Several years ago, a cytogeneticist made the comment to me that nothing we had gleaned from molecular genetics had made a clinical or therapeutic contribution over and above simple cytogenetics. This is no longer the case. The rapid technological changes seen in this area have exponentially increased the rate at which predisposition and progression genes can be identified and a greater basic understanding of the mode of action of these genes is moving the field towards therapeutic application. The contribution made by the human genome has already been significant and will be overwhelming in the years to come. And so it is appropriate to review where we are with cancer genetics.
This contribution is a second edition released as part of the IOS/Academic Press Human Molecular Genetics series. As with the first edition, there is an introductory chapter dealing with the basic techniques of cancer genetics, including positional cloning, loss of heterozygosity and mutation detection. This is followed by chapters dealing with individual types of cancer (breast/ovarian, gastric, melanoma, colorectal, lung, prostatic, liver, brain, bladder) including some cancer syndromes such as MEN1 and 2, NF1 and 2, Tuberous Sclerosis and von Hippel Lindau. The only exceptions to this organ-based presentation are a chapter on TP53 (chapter 9) and one on telomeres and ageing (chapter 21), each with an emphasis on application of our understanding of these genes. Once again, each of the chapters has been written by an expert in that particular type of cancer and each chapter gives a basic but up-to-date overview of what is known about the genetics of that condition.
Considerably larger than the first edition (10 chapters, 245 pages in first edition; 21 chapters, 518 pages in second edition) due to the progress made in the area, this edition readdresses all the topics covered in the first edition and then adds on. The advantage of taking an organ-based approach and re-covering all previous ground is that it produces a very accessible reference manuscript for the clinician, clinical scientist or student. The disadvantage is that overarching concepts such as disruption to repair mechanisms (chapter 10, colorectal cancer, briefly addresses the mismatch repair genes), reiteration of developmental processes and the role of gatekeepers are somewhat lost, making this book less useful for the basic scientist.

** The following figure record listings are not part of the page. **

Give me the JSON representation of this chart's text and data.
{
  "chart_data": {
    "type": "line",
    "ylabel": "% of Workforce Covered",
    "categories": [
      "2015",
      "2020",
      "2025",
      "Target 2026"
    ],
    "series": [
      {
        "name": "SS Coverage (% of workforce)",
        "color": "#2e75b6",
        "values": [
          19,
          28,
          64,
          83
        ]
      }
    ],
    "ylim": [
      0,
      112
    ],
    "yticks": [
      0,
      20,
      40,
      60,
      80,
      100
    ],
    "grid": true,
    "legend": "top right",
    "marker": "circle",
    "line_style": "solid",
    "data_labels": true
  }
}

This manuscript could well have been entitled the ‘Molecular Genetics of Solid Tumours’ as the book does not deal with any of the leukemias (nor the lymphomas). As explained in the introduction, this was because they alone would merit a separate tome. The introduction also justifies the omission of Blooms syndrome, Ataxia telangiectasia or Fanconi’s anemia due to their common mode of radiation induction and recent media interest generating other publications.

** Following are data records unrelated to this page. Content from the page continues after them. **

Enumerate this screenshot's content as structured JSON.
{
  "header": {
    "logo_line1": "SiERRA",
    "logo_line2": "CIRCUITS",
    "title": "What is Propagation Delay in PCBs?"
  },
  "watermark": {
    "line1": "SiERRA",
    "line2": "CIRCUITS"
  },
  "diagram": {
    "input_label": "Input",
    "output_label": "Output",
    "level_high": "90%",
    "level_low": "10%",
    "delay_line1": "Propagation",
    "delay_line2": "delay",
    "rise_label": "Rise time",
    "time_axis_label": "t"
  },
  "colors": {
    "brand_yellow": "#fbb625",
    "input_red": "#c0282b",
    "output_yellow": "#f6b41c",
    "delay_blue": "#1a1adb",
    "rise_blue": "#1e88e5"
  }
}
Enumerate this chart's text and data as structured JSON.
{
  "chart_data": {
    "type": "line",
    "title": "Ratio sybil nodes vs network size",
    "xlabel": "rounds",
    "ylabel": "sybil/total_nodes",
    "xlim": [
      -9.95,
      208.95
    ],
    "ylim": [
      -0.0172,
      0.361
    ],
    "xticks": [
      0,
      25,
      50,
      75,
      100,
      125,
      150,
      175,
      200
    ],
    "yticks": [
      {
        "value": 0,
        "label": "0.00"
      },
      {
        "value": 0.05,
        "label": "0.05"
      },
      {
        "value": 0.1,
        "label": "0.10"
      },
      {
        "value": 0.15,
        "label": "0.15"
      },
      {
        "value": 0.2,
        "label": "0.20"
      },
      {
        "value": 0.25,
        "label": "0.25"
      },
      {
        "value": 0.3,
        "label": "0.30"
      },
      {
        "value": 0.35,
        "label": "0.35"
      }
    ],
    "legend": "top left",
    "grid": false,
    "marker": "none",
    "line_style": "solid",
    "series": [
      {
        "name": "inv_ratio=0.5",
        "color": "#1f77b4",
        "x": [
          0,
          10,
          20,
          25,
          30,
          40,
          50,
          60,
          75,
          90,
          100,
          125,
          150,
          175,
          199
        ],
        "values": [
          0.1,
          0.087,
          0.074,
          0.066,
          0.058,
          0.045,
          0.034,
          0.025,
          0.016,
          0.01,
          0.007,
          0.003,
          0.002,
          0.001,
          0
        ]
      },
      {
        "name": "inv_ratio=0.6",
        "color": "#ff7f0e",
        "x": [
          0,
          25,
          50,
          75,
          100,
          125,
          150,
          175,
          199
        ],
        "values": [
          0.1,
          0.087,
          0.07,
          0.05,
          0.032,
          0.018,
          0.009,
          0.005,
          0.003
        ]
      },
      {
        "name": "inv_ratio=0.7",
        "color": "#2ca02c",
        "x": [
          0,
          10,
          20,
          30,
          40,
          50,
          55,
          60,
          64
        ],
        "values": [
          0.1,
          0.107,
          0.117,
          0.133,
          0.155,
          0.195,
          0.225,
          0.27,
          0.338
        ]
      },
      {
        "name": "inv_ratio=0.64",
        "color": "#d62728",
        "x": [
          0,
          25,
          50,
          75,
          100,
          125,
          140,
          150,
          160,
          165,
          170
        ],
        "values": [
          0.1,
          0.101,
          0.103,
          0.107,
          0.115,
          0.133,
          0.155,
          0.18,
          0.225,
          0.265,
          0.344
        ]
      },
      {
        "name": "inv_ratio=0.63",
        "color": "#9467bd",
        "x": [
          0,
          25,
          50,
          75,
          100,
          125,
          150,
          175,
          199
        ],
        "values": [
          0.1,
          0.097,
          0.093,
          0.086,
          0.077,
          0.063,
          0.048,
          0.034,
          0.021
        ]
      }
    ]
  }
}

While no book can cover all that is now known about cancer genetics, there were a few marked omissions that were disappointing. The first of these was basal cell carcinoma, the most common tumour in the world. The patched (PTCH) gene was identified as the predisposition gene for the inherited basal cell carcinoma syndrome, Gorlin syndrome, in 19961 and in the same year it was demonstrated that this TSG is also lost/mutated in sporadic BCC2. PTCH has subsequently been shown to be mutated in 15% of medulloblastomas3, an observation that is briefly mentioned in this context in the chapter dealing with brain tumours (chapter 16). The omission of basal cell carcinoma was not only disappointing because of the prevalence of this form of cancer, but because of the classic example that PTCH and the hedgehog signalling pathway, for which PTCH is the receptor molecule, provide for the involvement of developmentally important genes in human cancer. There are very few organs and systems not affected by this signalling pathway in some way during vertebrate development and in addition to its role in tumorigenesis, dysregulation of hedgehog signalling results in an array of dysmorphologies.
The other disappointment was the lack of a chapter dealing directly with the impact expression profiling techniques are having on cancer genetics. Here, the timing may have been tight as this is clearly an area of rapid expansion. However, there have now been many seminal contributions to the global analysis of cancer genetics using EST and oligo microarrays both for identification/subcategorisation of tumour types4 and analysis of regions of gene loss5. The application of this technology to cancers is now reaching a fine art with the combination of RNA expression profiling to identify prognostic markers which are then be verified using tissue arrays6,7 to the analysis of DNA from biopsy specimens to replace CGH approaches5. These technological advances will be what brings cancer genetics out of the realm of the basic scientist and into the realm of the clinic faster than any other molecular advance to date. Roll on Edition Three and may it make the leap from what has been to what is about to unfold.